A lot of news of late has focused on new solar technologies that replicate photosynthesis, but the University of Michigan is developing an even more intriguing method of capturing the sun’s energy, by using its magnetic radiation rather than its light radiation. The research could yield a less expensive solar device without semiconducting materials.
There’s still work to be done on integration of what’s called traditional solar, however, to make it a more reliable energy source, said scientists and business leaders. One of the most daunting challenges is storing excess energy produced by photovoltaics and wind. At the Global New Energy Summit in Colorado Springs, Colo., renewable energy thought leaders looked to integrating technologies to create better energy solutions.

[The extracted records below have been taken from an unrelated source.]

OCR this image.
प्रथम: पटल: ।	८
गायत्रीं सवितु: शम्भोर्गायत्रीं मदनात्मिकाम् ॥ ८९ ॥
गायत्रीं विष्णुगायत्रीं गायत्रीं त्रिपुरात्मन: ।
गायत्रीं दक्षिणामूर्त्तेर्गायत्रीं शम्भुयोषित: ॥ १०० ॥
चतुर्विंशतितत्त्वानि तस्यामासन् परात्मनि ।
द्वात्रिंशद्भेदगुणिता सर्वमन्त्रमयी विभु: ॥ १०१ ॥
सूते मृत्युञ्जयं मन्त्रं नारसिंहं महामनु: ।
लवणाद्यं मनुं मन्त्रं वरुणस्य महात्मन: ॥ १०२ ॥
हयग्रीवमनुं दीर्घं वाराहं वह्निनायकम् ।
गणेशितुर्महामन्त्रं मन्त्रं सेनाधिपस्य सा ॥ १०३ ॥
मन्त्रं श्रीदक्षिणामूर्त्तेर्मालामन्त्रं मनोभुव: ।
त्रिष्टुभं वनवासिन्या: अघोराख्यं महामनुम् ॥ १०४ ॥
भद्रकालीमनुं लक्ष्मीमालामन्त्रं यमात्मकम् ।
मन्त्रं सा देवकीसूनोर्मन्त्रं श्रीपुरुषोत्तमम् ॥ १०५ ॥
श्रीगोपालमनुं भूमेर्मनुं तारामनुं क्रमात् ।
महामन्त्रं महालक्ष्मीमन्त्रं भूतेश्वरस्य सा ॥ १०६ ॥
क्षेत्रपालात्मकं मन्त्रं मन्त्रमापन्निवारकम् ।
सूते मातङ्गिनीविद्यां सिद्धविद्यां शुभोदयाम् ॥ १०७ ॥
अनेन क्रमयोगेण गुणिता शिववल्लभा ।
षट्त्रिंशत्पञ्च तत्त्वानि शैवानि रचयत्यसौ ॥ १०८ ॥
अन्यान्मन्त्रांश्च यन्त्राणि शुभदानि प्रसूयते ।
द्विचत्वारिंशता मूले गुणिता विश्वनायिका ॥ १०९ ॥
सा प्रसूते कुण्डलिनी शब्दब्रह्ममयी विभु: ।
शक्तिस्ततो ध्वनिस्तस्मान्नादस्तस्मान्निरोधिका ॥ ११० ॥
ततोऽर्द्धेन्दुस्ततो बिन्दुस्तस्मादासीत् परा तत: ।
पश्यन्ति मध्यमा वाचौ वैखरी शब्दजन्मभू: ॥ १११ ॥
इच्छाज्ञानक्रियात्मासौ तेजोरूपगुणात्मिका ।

That type of innovation will require research that will still necessitate some governmental support, Dan Arvizu, director of the National Renewable Energy Laboratory, said during a keynote at the summit. He attributed the precipitous drop in the cost of solar to such investments and said such investments help private companies bring new technologies to market as they mature.
For a long time, the value that a photovoltaic system adds to a home has been debatable, with some saying that it doesn’t add value at time of sale. But a new comprehensive study found that a solar array adds an average $17,000 of value to the price tag of a home. The Lawrence Berkeley National Laboratory study looked at the sale of homes with photovoltaics in California and compared them to similar homes without photovoltaics.
Maybe that’s why companies like Del Webb are building new homes with solar arrays included. And the company said it’s able to offer the homes with solar at no additional cost—maybe that’s because its building 11,200 of them.
More than ever, places are competing for new solar manufacturing as well. General Electric’s recently announced plans for its new 400 megawatt module production facility has raised the interests of states, including Colorado, Arizona, New York and Oregon. The plant would bring roughly 400 jobs and cost about $600 million to build.
And Ontario‘s generous feed-in tariff locally manufactured photovoltaics made it an ideal location for Uni-Solar’s new manufacturing plant.